Mike Matchett:                  And there's far more to discuss with you guys about that, if people are interested, and we'll send you to your website here in a minute. But, one of the things you've just ... or, just about to announce. And maybe by the time this comes out, you what is an all-flash system. But not just an all-flash file system run of the mill. What's unique about this all flash file system.


Qumulo Product Highlights

Peter Godman:                   Our all-flash system is based entirely on NVME. So, we're always looking to what the future of technology is, rather than backwards at what the past is. So, rather than build something on SAS, [inaudible 00:07:34] something like that, would say, okay, great, all NVME. 100 gigabit. It's based on modern sky like SPCPUs. So, this is really cutting-edge hardware technology in the form of appliances, but all standard. All standard. Nothing proprietary about it.

                                                      And, it is difficult to, without using any proprietary hardware, build the fastest, all-flash, scalable file systems in the world, but that's exactly what we've done. So, we built throughput machines. The throughputs ... Sorry, the throughput of our all-flash, Qumulo File Fabric systems beats our competitors hands down. Some of our competitors we're beating now by a factor of four, and throughput on a [inaudible 00:08:20] basis. This is kind of no contest.

Mike Matchett:                  You're taking the gauntlet, throwing it down, and saying, look, we've got a scalable file system going to billions, and it's the fastest one, so we got you beat there, too.

Peter Godman:                   It's a fallacy that you just have to have proprietary hardware to win in performance. Proprietary hardware is actually a huge drag, because most storage vendors just simply do not have the volume they need to get great economies of scale doing that. Qumulo takes a completely different approach. We say, look, there are all these folks out there building fantastic servers based on modern, standard hardware approaches. How do we ride on all of the R&D and investment that they're making, and not make our customers pay for our bespoke, niche hardware development enterprise, which doesn't make any sense at all? So, we're based entirely on standard hardware and we're winning in performance.

Mike Matchett:                  So, you have capacity, performance, and some sort of cost efficiency and reliability.

Peter Godman:                   Oh, of course.

Mike Matchett:                  Proven reliability.

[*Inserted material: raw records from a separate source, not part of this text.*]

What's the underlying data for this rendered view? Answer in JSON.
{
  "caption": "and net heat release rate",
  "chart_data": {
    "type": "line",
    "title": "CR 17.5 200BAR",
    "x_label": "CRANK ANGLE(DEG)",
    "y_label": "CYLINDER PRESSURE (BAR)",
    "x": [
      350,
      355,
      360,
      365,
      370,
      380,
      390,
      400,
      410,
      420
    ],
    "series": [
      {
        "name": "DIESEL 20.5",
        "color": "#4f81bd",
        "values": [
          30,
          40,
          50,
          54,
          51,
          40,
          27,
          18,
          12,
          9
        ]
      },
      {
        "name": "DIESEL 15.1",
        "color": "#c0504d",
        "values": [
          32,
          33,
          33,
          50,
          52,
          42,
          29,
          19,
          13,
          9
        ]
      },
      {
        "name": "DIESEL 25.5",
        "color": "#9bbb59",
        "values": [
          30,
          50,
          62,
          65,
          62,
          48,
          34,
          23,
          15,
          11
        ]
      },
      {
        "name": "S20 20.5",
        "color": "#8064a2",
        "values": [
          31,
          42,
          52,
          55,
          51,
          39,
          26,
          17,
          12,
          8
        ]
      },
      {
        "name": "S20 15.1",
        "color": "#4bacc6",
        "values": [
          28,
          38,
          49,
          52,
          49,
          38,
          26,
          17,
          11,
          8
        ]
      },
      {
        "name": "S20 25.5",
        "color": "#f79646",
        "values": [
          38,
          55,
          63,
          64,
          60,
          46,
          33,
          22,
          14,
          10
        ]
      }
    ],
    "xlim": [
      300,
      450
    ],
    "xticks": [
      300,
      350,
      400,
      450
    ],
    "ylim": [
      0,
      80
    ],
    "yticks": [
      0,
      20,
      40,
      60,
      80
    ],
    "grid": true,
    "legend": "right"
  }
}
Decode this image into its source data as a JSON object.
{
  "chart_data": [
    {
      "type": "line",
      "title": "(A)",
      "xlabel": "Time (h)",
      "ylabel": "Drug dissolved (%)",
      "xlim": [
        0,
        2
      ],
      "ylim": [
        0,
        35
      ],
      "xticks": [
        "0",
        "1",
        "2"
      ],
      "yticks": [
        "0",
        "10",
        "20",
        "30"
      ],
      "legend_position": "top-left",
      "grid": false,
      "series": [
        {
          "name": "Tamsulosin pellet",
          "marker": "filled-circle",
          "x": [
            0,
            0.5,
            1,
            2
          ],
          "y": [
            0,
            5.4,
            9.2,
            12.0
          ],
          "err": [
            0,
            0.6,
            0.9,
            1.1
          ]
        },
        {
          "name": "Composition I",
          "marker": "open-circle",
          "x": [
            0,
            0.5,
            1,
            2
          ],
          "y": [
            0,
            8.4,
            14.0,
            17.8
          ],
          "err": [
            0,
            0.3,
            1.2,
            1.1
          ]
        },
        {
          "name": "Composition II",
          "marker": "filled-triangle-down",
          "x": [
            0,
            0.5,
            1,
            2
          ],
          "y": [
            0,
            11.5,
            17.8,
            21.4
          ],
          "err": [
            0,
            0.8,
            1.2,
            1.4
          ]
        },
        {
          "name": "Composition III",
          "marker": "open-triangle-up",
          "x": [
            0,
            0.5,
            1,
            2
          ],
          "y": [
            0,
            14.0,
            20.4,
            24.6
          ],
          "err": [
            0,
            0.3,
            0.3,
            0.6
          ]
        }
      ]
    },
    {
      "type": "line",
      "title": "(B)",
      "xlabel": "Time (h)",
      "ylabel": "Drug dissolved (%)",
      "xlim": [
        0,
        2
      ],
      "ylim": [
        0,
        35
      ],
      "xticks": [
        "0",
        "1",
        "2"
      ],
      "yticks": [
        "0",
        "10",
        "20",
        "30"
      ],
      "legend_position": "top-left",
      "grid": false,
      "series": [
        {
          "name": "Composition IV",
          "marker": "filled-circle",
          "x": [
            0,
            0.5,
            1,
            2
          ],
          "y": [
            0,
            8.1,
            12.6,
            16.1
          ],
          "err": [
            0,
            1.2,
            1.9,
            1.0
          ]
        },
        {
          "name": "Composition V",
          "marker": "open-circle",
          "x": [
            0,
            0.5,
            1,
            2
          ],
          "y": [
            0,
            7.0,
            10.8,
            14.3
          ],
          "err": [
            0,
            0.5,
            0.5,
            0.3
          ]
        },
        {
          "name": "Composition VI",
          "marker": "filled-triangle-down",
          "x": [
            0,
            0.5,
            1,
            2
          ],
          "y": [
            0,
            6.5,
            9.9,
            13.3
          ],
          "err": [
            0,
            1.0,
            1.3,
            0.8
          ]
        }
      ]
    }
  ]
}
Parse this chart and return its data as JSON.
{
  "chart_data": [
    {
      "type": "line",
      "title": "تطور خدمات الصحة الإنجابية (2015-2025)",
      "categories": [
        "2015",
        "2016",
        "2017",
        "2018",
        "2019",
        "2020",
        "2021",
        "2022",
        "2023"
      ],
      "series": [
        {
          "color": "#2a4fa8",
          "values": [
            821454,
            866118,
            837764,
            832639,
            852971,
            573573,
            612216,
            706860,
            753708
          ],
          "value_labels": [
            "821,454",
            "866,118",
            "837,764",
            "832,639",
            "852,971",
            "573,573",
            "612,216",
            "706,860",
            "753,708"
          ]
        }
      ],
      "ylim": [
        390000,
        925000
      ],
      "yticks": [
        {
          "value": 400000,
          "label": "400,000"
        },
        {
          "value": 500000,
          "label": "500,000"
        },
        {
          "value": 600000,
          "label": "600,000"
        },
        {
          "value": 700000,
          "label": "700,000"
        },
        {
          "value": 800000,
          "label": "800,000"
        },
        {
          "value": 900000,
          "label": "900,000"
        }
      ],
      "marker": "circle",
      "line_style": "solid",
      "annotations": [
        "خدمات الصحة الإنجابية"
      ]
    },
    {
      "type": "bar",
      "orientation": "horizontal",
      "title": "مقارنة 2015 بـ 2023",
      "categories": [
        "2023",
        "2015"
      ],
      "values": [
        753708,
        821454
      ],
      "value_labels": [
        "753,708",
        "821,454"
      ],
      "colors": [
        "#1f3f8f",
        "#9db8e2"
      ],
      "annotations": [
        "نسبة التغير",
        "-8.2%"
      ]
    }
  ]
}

So, I think we have ... We have to stop talking, there. I'd love to get you back on camera and drill down more into your roadmap there, at some point. But, thank you for being here today, Peter.

Peter Godman:                   Well, thank you very much for having me, and I really appreciate the opportunity.

Mike Matchett:                  And thank you for watching today. I'm Mike Matchett with Small World Big Data, and we'll be back soon. Thanks.

Peter Godman:                   Great. Thank you, Mike.